Upstairs, Stick shows me the wall covered with various items staff have found hidden among the pages of sorted books. “We’ve found $50 bills, pressed flowers, old letters. We even once had a wedding picture that someone came in and claimed!” Stick exclaims. “There’s always little magic stories.”

Well Read has also served as a well-used public space. “We’ve had book clubs, play readings, we have an annual craft sale,” says Stick.
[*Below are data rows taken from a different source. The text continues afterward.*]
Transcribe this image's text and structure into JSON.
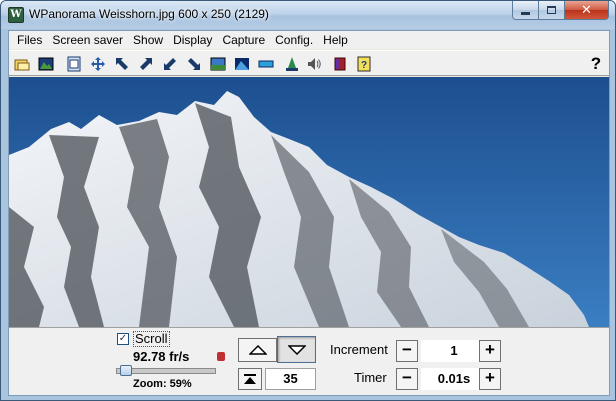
{
  "window": {
    "title": "WPanorama  Weisshorn.jpg   600 x 250 (2129)",
    "app_icon": "w-panorama-icon"
  },
  "menu": {
    "items": [
      "Files",
      "Screen saver",
      "Show",
      "Display",
      "Capture",
      "Config.",
      "Help"
    ]
  },
  "toolbar": {
    "icons": [
      "open-file-icon",
      "picture-icon",
      "fit-window-icon",
      "move-icon",
      "arrow-nw-icon",
      "arrow-ne-icon",
      "arrow-sw-icon",
      "arrow-se-icon",
      "display-mode-icon",
      "landscape-icon",
      "horizon-icon",
      "person-panorama-icon",
      "sound-icon",
      "book-icon",
      "help-index-icon"
    ],
    "help_label": "?"
  },
  "image": {
    "name": "Weisshorn.jpg",
    "sky_color": "#1e5a9e",
    "snow_color": "#eef1f5",
    "rock_color": "#4a4f56"
  },
  "controls": {
    "scroll_checked": true,
    "scroll_label": "Scroll",
    "fps": "92.78 fr/s",
    "zoom_label": "Zoom: 59%",
    "zoom_percent": 59,
    "position_value": "35",
    "increment_label": "Increment",
    "increment_value": "1",
    "timer_label": "Timer",
    "timer_value": "0.01s",
    "minus": "−",
    "plus": "+"
  }
}
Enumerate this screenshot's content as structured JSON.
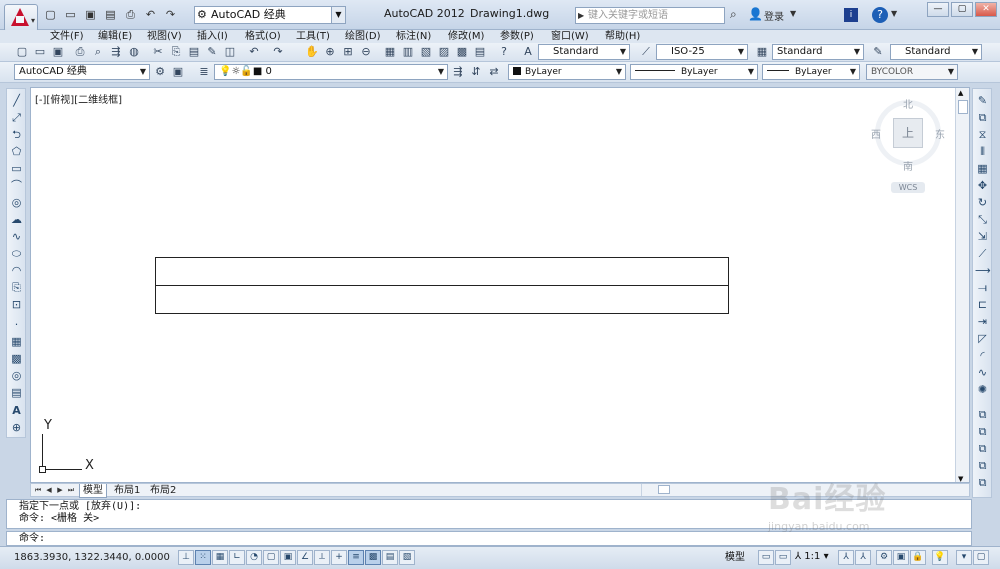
{
  "titlebar": {
    "workspace": "AutoCAD 经典",
    "app_name": "AutoCAD 2012",
    "document": "Drawing1.dwg",
    "search_placeholder": "键入关键字或短语",
    "login": "登录",
    "quick_access_icons": [
      "new-icon",
      "open-icon",
      "save-icon",
      "saveas-icon",
      "print-icon",
      "undo-icon",
      "redo-icon"
    ]
  },
  "menu": {
    "items": [
      "文件(F)",
      "编辑(E)",
      "视图(V)",
      "插入(I)",
      "格式(O)",
      "工具(T)",
      "绘图(D)",
      "标注(N)",
      "修改(M)",
      "参数(P)",
      "窗口(W)",
      "帮助(H)"
    ]
  },
  "toolbar1": {
    "text_style": "Standard",
    "dim_style": "ISO-25",
    "table_style": "Standard",
    "mleader_style": "Standard"
  },
  "toolbar2": {
    "workspace": "AutoCAD 经典",
    "layer": "0",
    "color": "ByLayer",
    "linetype": "ByLayer",
    "lineweight": "ByLayer",
    "plotstyle": "BYCOLOR"
  },
  "viewport": {
    "label": "[-][俯视][二维线框]"
  },
  "viewcube": {
    "north": "北",
    "south": "南",
    "east": "东",
    "west": "西",
    "face": "上",
    "wcs": "WCS"
  },
  "ucs": {
    "x": "X",
    "y": "Y"
  },
  "layout_tabs": [
    "模型",
    "布局1",
    "布局2"
  ],
  "command": {
    "history": [
      "指定下一点或 [放弃(U)]:",
      "命令: <栅格 关>"
    ],
    "prompt": "命令:"
  },
  "status": {
    "coordinates": "1863.3930, 1322.3440, 0.0000",
    "model": "模型",
    "scale": "1:1"
  },
  "watermark": {
    "brand": "Bai经验",
    "url": "jingyan.baidu.com"
  },
  "colors": {
    "accent": "#c8102e",
    "frame": "#c9d6e6",
    "canvas": "#ffffff"
  }
}
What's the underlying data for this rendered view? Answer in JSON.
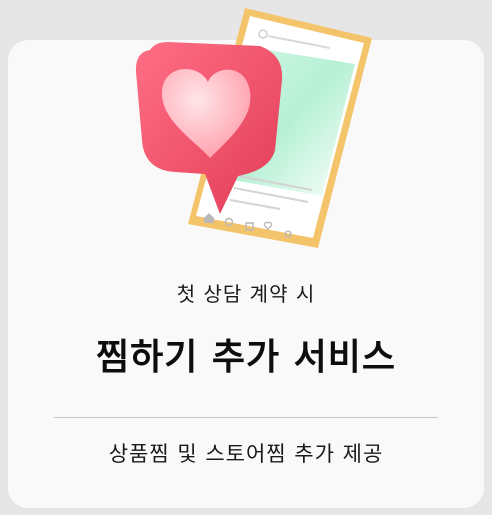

Over 15 years there are a lot of things to remember, and it falls to me to remind Stick that Well Read was once the generous host of the FH Collins writing club. “That’s right!” she exclaims. “I used to be behind the counter and just listen… it was like somehow the kids thought there was a cone of silence. I loved it. It cracked me up.”

Stick says she is optimistic that Well Read will manage to carve its niche into the next 15 years. “I don’t think we need to change much,” she says, gazing wistfully across the rows of books. “It’s a good business to be in. Books, literacy, it’s a good thing to push.”

Pavlina Sudrich is a recovering bibliophile and freelance reporter.